Unless you’re a freelance accountant, independent contractors typically aren’t knowledgeable about money matters. We know how to make it, and oftentimes, we know how to use that money to scale. However, it’s rare that freelancers know how to keep track of their finances. 

In this article, we’ll teach you how to track your expenses, make a decent budget, and keep some money on deck for a rainy day. That way, you’ll get more out of your paydays!


A Short Guide for Freelancers About Money Management 

If you play your cards right, blogging can be a full-time job. But, the only way to make money (and keep it) is by understanding the rules of money management, budgeting, and tracking. 


Keep a Close Eye on Your Expenses

Expense tracking is essential for any freelancer, as it helps monitor income and plan potential investments. Taking precise notes of your spending habits and patterns can provide invaluable insight into how to make the most of limited resources and create a dependable budget. 

Since your funds are often limited when you’re a freelancer, it’s important that you keep a close eye on your finances with the help of a spending tracker app. You can enable notifications that inform you if you’re overspending that month or if an unfamiliar transaction is on your account.


Stay Organized with a Business Account

The best way to manage expenses as a freelancer is by taking accurate notes of all transactions made throughout the month, no matter how small they are. Take some time each week to record every purchase you make. Or, you can simply open a business account.

With a business account, you ensure that your personal and business expenses remain separate, which is a godsend during tax time. As a freelancer, you will likely receive a 1099-NEC or 1099k tax form so being adequately prepared is paramount. To make tax time even simpler, keep all of your invoices and financial documents in an encrypted folder on your computer for easy access.


Invest in Yourself and Your Business

Freelancers are often preoccupied with the “here and now,” which makes sense considering how volatile their work can be. However, it’s important that freelancers prepare for the future for two reasons: they’re more likely to scale (and survive) and much more likely to save money.

Every time you get paid, set some money aside for your business costs and write these costs off, if possible. There are 16 tax deductions and benefits for the self-employed, so you can keep more money in your pocket if you track things like utility spending and mortgage payments.


Create a Budget (and Stick With It)

Money-saving tips are all good, but the most important one, and what truly defines a successful freelancer, is budgeting. Setting a spending limit based on your budget can force you to make conscious decisions and cut out unnecessary expenses that help you reach your financial goals. 

Budget planning apps can provide personalized advice on how to plan expenditures as well, but if you’re new to budget, consider hiring a financial specialist. They’ll really come in handy if you have multiple streams of income or you’re a full employee with a part-time freelancing gig.
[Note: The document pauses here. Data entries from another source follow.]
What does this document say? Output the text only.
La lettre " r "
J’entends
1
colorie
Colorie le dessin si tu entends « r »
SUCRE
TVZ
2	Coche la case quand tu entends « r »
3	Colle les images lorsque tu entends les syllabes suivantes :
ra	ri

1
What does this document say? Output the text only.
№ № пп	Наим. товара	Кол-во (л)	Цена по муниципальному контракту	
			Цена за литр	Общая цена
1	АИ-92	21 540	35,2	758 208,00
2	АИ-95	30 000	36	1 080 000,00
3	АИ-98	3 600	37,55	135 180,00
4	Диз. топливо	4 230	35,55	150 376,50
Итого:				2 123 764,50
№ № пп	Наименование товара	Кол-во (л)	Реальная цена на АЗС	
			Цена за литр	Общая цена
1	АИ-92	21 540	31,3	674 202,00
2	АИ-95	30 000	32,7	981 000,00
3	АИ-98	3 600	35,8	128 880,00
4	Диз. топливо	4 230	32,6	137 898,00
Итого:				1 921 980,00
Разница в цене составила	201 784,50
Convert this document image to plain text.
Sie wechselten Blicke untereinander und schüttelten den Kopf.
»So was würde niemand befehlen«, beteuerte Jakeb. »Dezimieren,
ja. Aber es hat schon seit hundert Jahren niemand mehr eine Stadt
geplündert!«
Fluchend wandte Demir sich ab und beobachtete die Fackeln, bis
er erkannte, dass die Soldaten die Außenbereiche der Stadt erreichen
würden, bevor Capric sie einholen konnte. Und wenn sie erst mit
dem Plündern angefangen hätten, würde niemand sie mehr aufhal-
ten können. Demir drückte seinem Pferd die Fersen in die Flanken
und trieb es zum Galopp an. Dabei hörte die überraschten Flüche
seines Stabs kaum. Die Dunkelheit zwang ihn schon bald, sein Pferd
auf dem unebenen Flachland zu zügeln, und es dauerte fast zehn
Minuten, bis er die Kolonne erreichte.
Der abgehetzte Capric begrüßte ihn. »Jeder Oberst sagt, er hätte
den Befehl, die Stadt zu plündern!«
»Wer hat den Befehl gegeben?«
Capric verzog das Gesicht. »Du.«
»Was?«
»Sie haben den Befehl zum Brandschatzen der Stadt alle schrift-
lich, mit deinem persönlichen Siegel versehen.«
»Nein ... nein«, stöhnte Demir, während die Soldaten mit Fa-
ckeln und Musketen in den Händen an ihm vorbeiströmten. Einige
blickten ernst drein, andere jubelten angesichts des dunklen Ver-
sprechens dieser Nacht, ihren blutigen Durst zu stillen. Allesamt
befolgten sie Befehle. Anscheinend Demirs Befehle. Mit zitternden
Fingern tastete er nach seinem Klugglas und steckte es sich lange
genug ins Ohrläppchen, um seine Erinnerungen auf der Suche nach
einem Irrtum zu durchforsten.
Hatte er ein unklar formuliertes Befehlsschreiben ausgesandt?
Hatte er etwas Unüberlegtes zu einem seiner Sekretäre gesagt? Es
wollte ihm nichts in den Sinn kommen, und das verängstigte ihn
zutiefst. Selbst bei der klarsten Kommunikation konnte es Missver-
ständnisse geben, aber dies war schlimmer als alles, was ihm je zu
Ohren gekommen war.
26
Small Changes Make a World of Difference

It’s important to remember how much of a difference small changes can make when it comes to saving money and reducing expenses overall. For example, switching out store-bought lunch boxes for homemade, nutritious foods can save you hundreds or thousands of dollars a year.

Keep in mind that what you don’t do can also have an impact on your wallet. For example, if you sit at a desk all day and don’t exercise, you’ll increase your medical bills. Make sure to focus on your physical and mental health to avoid unexpected medical fees or impromptu sick days.